Writing prompts is harder than writing code

Each Kraftwork skill is a markdown prompt. The quality of the entire system depends on the quality of those prompts. I rewrote /kraft-plan four times before it consistently produced specs at the right level of detail. Too vague and the implementation phase falls apart. Too detailed and the planning phase takes longer than just writing the code.

The breakthrough was separating concerns: the brainstorm prompt encourages exploration, the spec prompt enforces structure, and the task decomposition prompt thinks in terms of PRs. Trying to do all three in one prompt produced mediocre results at every stage.

The provider interface was worth 10x the effort

I built the provider system because I needed GitHub and GitLab support. What I got was a clean separation between “what the workflow needs” and “how it’s done.” This made every core skill simpler to write, simpler to test, and simpler to reason about. The indirection felt like over-engineering until the third provider, when it started feeling like the only sane approach.

Worktrees changed how I think about work

Before Kraftwork, I’d work on one thing at a time because context-switching was expensive. With worktrees, switching is free. I now routinely have three or four tickets in flight, each in its own isolated world. When I’m blocked on a review for one, I /kraft-work into another. The mental model shifted from “I’m working on feature X” to “I have a workspace with multiple active threads.”

Specs survive contact with reality (mostly)

I expected specs to become stale the moment implementation started. The change record system helps, but the real reason specs survive is simpler: the AI reads them before every implementation step. A spec that’s referenced constantly stays relevant. A spec that’s written and forgotten dies. Kraftwork forces the former.


The Stack

  • Core: Markdown prompts (Claude Code skills), Bash scripts
  • Intelligence: Bun, SQLite, LanceDB, all-MiniLM-L6-v2, optionally Ollama
  • Providers: One plugin per vendor (GitHub, GitLab, Jira, ClickUp, Slack)
  • Dependencies: git, jq, and the relevant vendor CLI (gh, glab, etc.)

The entire core is zero-dependency. No npm install. No build step. Just markdown and shell scripts that Claude Code interprets. The intelligence layer is the only part with a real runtime (Bun + native dependencies for the vector database).


Is This Over-Engineered?

Probably. A solo developer building a plugin system with provider interfaces and a vector database for an AI coding assistant is, objectively, a lot.

But here’s the thing: I use this every day. At the startup and at Aircall. The worktree isolation alone saves me an hour a week in context-switching. The specs have caught scope creep that would have cost days. The provider system means I maintain one workflow across two completely different toolchains.
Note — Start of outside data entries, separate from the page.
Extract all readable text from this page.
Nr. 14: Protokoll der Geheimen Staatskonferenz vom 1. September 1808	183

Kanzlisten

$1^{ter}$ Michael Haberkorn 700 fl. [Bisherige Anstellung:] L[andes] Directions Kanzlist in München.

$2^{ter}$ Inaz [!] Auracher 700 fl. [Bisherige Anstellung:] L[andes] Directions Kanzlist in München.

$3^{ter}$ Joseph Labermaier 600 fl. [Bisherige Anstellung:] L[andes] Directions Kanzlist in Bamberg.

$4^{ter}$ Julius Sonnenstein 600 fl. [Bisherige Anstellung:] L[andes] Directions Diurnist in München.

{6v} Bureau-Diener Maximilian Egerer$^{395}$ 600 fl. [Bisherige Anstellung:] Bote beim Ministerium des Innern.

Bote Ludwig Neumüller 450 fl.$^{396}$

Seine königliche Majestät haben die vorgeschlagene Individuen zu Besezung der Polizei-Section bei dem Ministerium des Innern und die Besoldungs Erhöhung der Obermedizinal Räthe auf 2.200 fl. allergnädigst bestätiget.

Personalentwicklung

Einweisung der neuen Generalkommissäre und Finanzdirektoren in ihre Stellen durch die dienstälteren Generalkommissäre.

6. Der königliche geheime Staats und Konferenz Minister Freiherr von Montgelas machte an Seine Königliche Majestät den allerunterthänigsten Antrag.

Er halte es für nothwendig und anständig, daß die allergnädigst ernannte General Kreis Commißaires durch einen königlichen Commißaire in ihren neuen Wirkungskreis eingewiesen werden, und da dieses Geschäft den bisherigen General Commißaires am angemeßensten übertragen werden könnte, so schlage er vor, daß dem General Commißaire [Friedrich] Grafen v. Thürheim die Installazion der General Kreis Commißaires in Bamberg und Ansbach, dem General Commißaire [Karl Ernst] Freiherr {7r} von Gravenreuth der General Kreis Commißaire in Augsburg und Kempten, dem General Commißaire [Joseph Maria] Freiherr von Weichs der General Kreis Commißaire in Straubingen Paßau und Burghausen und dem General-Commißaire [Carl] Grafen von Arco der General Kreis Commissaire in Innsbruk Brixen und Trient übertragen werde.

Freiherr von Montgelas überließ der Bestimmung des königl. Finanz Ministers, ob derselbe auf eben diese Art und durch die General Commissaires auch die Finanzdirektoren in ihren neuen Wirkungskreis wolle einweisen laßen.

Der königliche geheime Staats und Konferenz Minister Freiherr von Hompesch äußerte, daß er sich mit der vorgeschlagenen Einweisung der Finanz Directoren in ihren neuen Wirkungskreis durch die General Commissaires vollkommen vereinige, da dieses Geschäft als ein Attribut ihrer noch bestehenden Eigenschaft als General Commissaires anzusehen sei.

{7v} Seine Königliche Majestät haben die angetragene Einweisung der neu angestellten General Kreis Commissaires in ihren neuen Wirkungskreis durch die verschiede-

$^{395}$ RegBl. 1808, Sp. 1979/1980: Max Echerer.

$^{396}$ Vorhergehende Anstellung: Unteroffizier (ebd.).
And the intelligence layer, even in its rough state, has already surfaced a past learning that saved me from repeating a mistake. Once. That one time probably paid for the entire effort.

The real question isn’t whether this is over-engineered. It’s whether the workflow patterns here should be built into the AI tools themselves. Spec-driven planning, worktree isolation, persistent memory: these aren’t niche needs. Every developer using AI assistance at scale runs into these problems.

Until the tools catch up, there’s Kraftwork.


Kraftwork is open source at github.com/filipeestacio/kraftwork. It’s a Claude Code plugin system, so you’ll need Claude Code to use it. If you’re building something similar for a different AI tool, the architecture patterns (provider interfaces, spec-driven planning, worktree isolation) are tool-agnostic.